Let $F$ be the distribution function of a random variable $X$. If $F$ is continuous, then it holds that $F^{-1}(F(X))=X$ almost surely, where $F^{-1}$ denotes the generalized inverse of $F$.
My question is now: Why does this result not hold for a discontinuous function $F$?
Generally it holds that $F^{-1}(F(x))\leq x$. Assume that $F$ is flat on the interval $[x_0,x_1]$. Then for $x\in(x_0,x_1]$ it follows $F^{-1}(F(x))=x_0<x$. However, we have that $Pr(X\in(x_0,x_1])=F(x_1)-F(x_0)=0$ and therefore the set where $F^{-1}(F(X))=X$ does NOT hold has measure 0 and the equality holds almost surely.
Now, assume there is a jump at $x_1$, i.e. the function is flat on the interval $[x_0,x_1)$. Then, in order to verify that the statement does not hold for discontinuous distribution function, we need to check the probability of $Pr(X\in (x_0,x_1))$. In my mind, this equals $Pr(X\in (x_0,x_1))=F(x_1-)-F(x_0)=0$, where $x_1-$ denotes the left limit of $x_1$. Hence, the set where $F^{-1}(F(X))=X$ does NOT hold has again measure zero and the statement holds almost surely.

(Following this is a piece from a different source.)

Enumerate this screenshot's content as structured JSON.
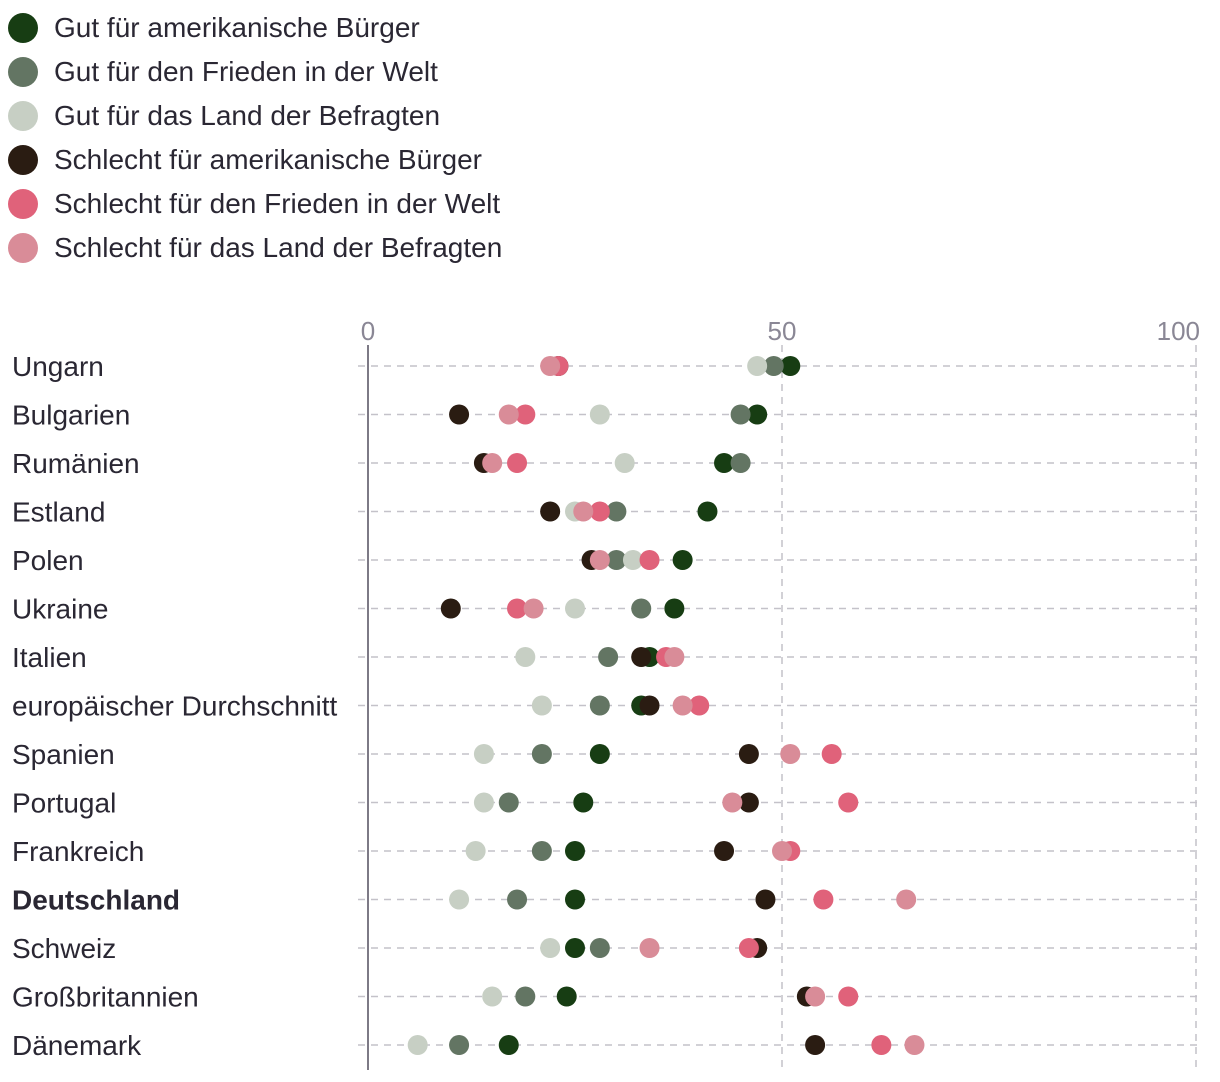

What am I doing wrong here?
A problem with your approach is that $F$ having a jump at $x$ does not mean that $F$ is constant on some interval $(x',x)$ with $x'\lt x$ (actually the two notions are not even related)... But the result that $F^{-1}(F(X))=X$ almost surely indeed holds in full generality, whatever the distribution of $X$ may be.

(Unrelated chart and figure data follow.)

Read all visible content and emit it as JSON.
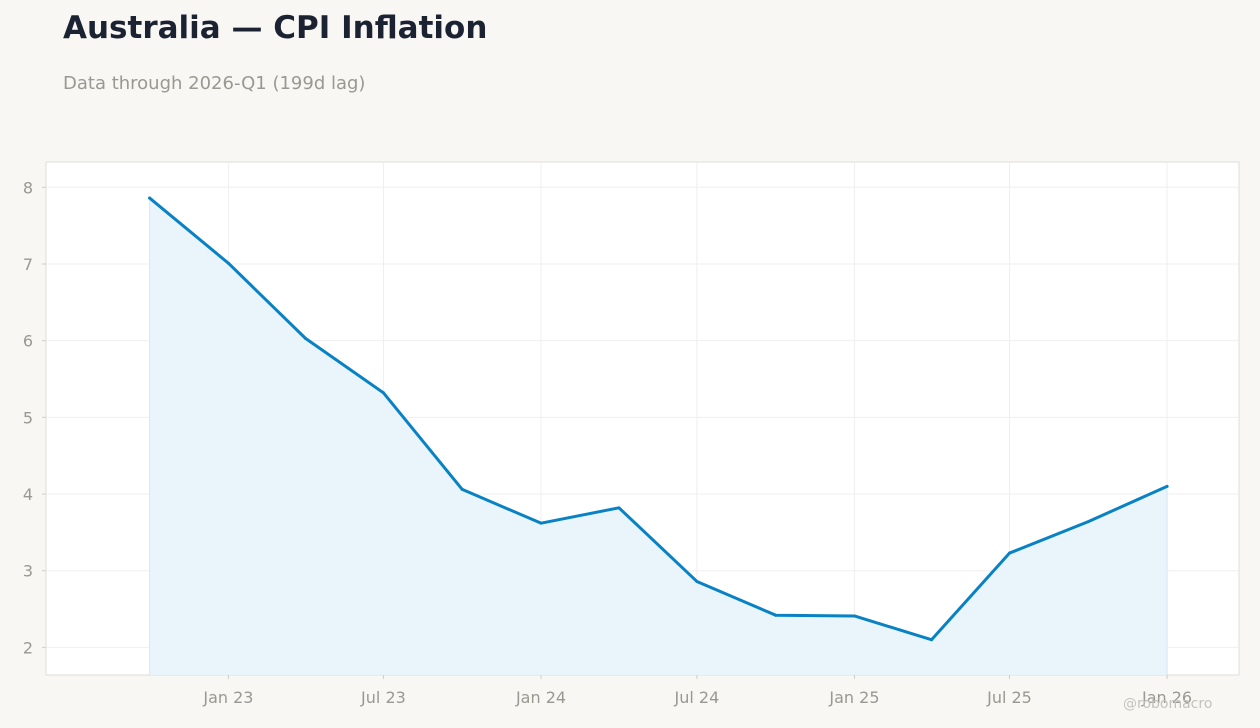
{
  "header": {
    "title": "Australia — CPI Inflation",
    "subtitle": "Data through 2026-Q1 (199d lag)"
  },
  "watermark": "@robomacro",
  "colors": {
    "background": "#f8f7f4",
    "plot_background": "#ffffff",
    "line": "#0882c4",
    "fill": "#eaf4fb",
    "grid": "#efefef",
    "tick_text": "#999891",
    "title": "#1b2333"
  },
  "chart_data": {
    "type": "area",
    "title": "",
    "xlabel": "",
    "ylabel": "",
    "x_axis_type": "date",
    "xlim": [
      "2022-06-02",
      "2026-03-26"
    ],
    "ylim": [
      1.64,
      8.33
    ],
    "grid": true,
    "legend": "none",
    "x_ticks": [
      {
        "date": "2023-01-01",
        "label": "Jan 23"
      },
      {
        "date": "2023-07-01",
        "label": "Jul 23"
      },
      {
        "date": "2024-01-01",
        "label": "Jan 24"
      },
      {
        "date": "2024-07-01",
        "label": "Jul 24"
      },
      {
        "date": "2025-01-01",
        "label": "Jan 25"
      },
      {
        "date": "2025-07-01",
        "label": "Jul 25"
      },
      {
        "date": "2026-01-01",
        "label": "Jan 26"
      }
    ],
    "y_ticks": [
      2,
      3,
      4,
      5,
      6,
      7,
      8
    ],
    "series": [
      {
        "x": [
          "2022-10-01",
          "2023-01-01",
          "2023-04-01",
          "2023-07-01",
          "2023-10-01",
          "2024-01-01",
          "2024-04-01",
          "2024-07-01",
          "2024-10-01",
          "2025-01-01",
          "2025-04-01",
          "2025-07-01",
          "2025-10-01",
          "2026-01-01"
        ],
        "values": [
          7.86,
          7.01,
          6.03,
          5.32,
          4.06,
          3.62,
          3.82,
          2.86,
          2.42,
          2.41,
          2.1,
          3.23,
          3.64,
          4.1
        ]
      }
    ]
  }
}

A short route to prove this is to consider some random variable $U'$ uniformly distributed on $(0,1)$, possibly defined on another probability space $(\Omega',\mathcal F',P')$, to define $X'=F^{-1}(U')$, and to remember that $X$ and $X'$ have the same distribution. Furthermore, $$F^{-1}(F(X'))=F^{-1}(F\circ F^{-1}(U'))\quad\text{almost surely}.$$ Since $F\circ F^{-1}(t)\geqslant t$ for every $t$ and $F^{-1}$ is nondecreasing, this identity implies that $F^{-1}(F(X'))\geqslant F^{-1}(U')=X'$ almost surely. Since $F^{-1}(F(x))\leqslant x$ for every $x$, $$ F^{-1}(F(X'))=X'\quad\text{almost surely}.$$ Now, the probability of the event $[F^{-1}(F(X'))=X']$ depends on the distribution of $X'$ only, hence $P(F^{-1}(F(X))=X)=P'(F^{-1}(F(X'))=X')=1$ and the proof is over.
The solution above follows the usual definition of the generalized inverse function of the CDF $F$ as $F^{-1}(t)=\inf\{x\in\mathbb R\mid F(x)\geqslant t\}$.